Poet and writer Keki Daruwalla, chairman of the jury, called The Lowland “a superb novel written by a writer at the height of her powers”.
Day Two a dampener
Day Two at the festival was a dampener, chaotic at best and mismanaged at worst, after rains played spoilsport since the festival began in the morning. Sessions were cancelled in three out of the six venues at Diggi Palace and — much to the annoyance of many authors and speakers — halved in duration to be conducted at the three functional venues. In spite of rains having disrupted schedules at last year’s festival, too, the organisers seemed to have learnt few lessons.
The day began with a short session with Shamsur Rahman Faruqi and Bilal Tanweer who spoke on Urdu and the inheritance of loss in their writing. “The tragedy,” said Faruqi, “is that we, in modern India, do not even know what we have lost.

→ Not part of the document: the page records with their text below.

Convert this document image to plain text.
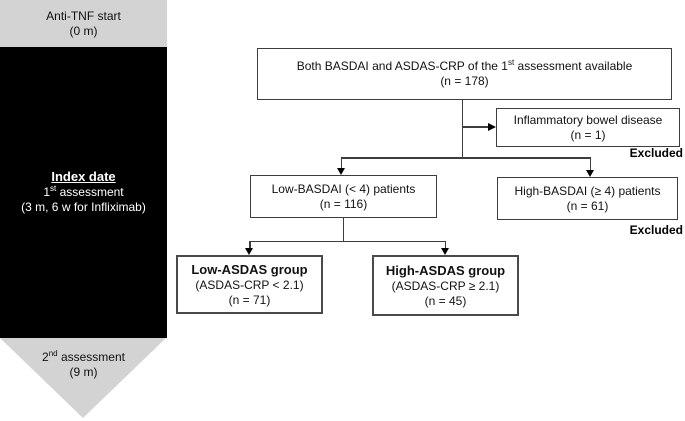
Anti-TNF start
(0 m)
Index date
1st assessment
(3 m, 6 w for Infliximab)
2nd assessment
(9 m)
Both BASDAI and ASDAS-CRP of the 1st assessment available
(n = 178)
Inflammatory bowel disease
(n = 1)
Excluded
Low-BASDAI (< 4) patients
(n = 116)
High-BASDAI (≥ 4) patients
(n = 61)
Excluded
Low-ASDAS group
(ASDAS-CRP < 2.1)
(n = 71)
High-ASDAS group
(ASDAS-CRP ≥ 2.1)
(n = 45)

Anything that does not find place in the Western point of view doesn’t exist. But it is not desirable to put a culture in an alien frame.” His epic novel, The Mirror of Beauty has been hailed as a masterpiece that essays the life of Wazir Khanam (mother of the Urdu poet Daagh Dehlvi), the courtesies and life as it was in the 18th and 19th century.
Faruqi later told mid-day that he could not have made the same sense of contemporary society because he is too close to it. “Also, as a Muslim writer and Urdu speaker in modern society, I feel oppressed. It is fashionable to write about bombs and politicians and US as a superpower, but my interest lies in ancient social and literary culture,” he said. “I am, at heart, a critic, a parasite, who takes (literature) from one and gives to another (reader). The difference is that I am useful,” he added.

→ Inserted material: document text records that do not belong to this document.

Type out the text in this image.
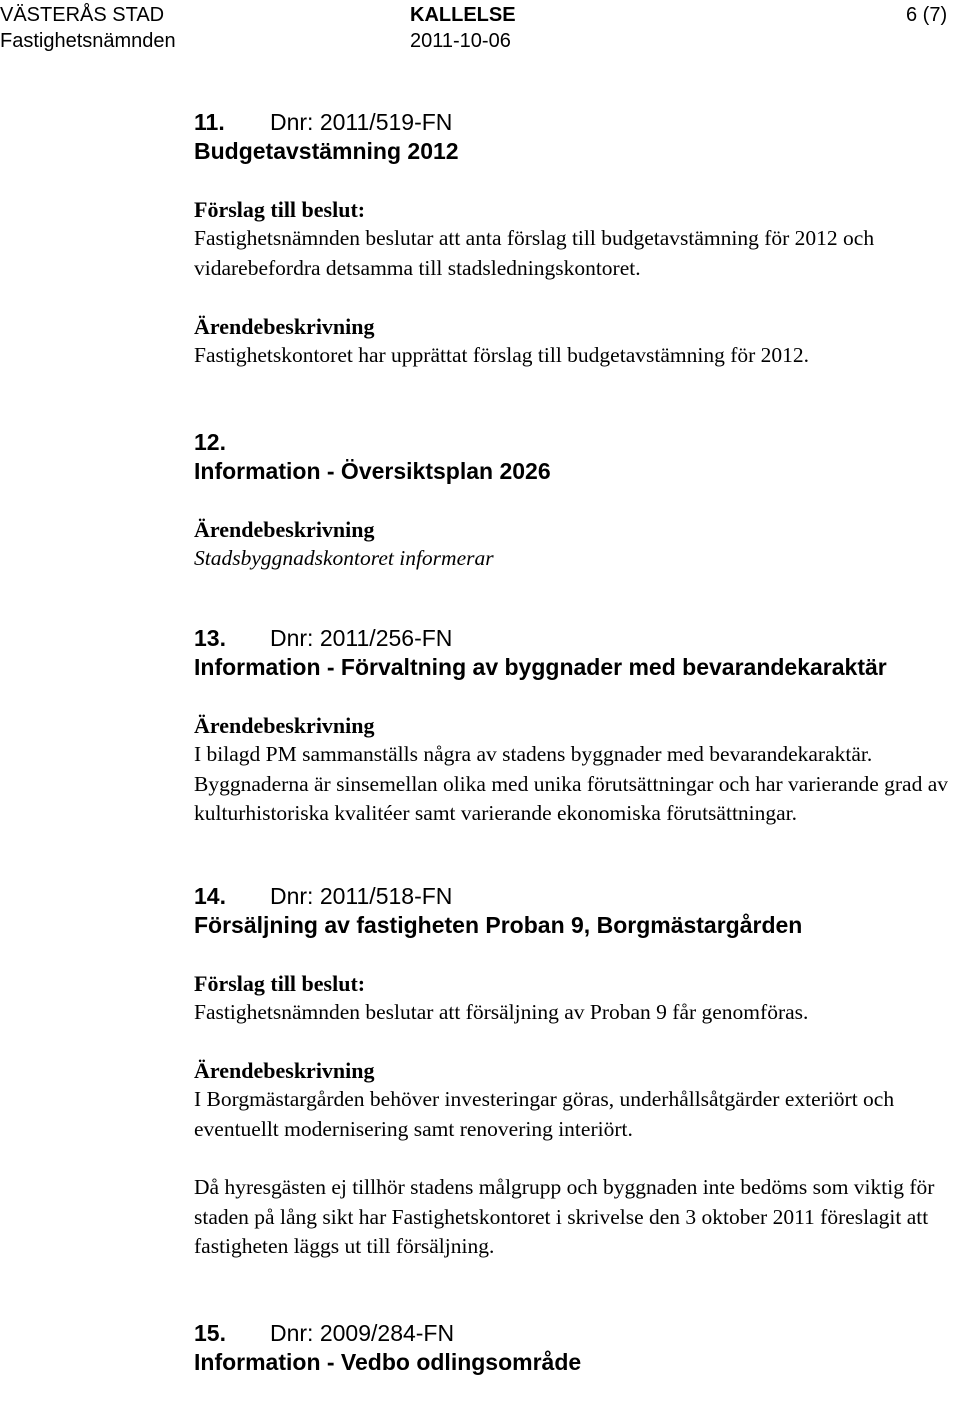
VÄSTERÅS STAD
Fastighetsnämnden
KALLELSE
2011-10-06
6 (7)
11. Dnr: 2011/519-FN
Budgetavstämning 2012
Förslag till beslut:

Fastighetsnämnden beslutar att anta förslag till budgetavstämning för 2012 och vidarebefordra detsamma till stadsledningskontoret.

Ärendebeskrivning

Fastighetskontoret har upprättat förslag till budgetavstämning för 2012.

12.
Information - Översiktsplan 2026
Ärendebeskrivning

Stadsbyggnadskontoret informerar

13. Dnr: 2011/256-FN
Information - Förvaltning av byggnader med bevarandekaraktär
Ärendebeskrivning

I bilagd PM sammanställs några av stadens byggnader med bevarandekaraktär. Byggnaderna är sinsemellan olika med unika förutsättningar och har varierande grad av kulturhistoriska kvalitéer samt varierande ekonomiska förutsättningar.

14. Dnr: 2011/518-FN
Försäljning av fastigheten Proban 9, Borgmästargården
Förslag till beslut:

Fastighetsnämnden beslutar att försäljning av Proban 9 får genomföras.

Ärendebeskrivning

I Borgmästargården behöver investeringar göras, underhållsåtgärder exteriört och eventuellt modernisering samt renovering interiört.

Då hyresgästen ej tillhör stadens målgrupp och byggnaden inte bedöms som viktig för staden på lång sikt har Fastighetskontoret i skrivelse den 3 oktober 2011 föreslagit att fastigheten läggs ut till försäljning.

15. Dnr: 2009/284-FN
Information - Vedbo odlingsområde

Disgruntled but eager crowds showed up in large numbers for a session on homosexuality in writing by Devdutt Pattanaik, Welsh novelist Sarah Waters and others. The panel discussed coming out in cultures where family is paramount, but tries to make the issue invisible to carry on as before. “In India, coming out means the whole family going inside the closet,” opined Pattanaik.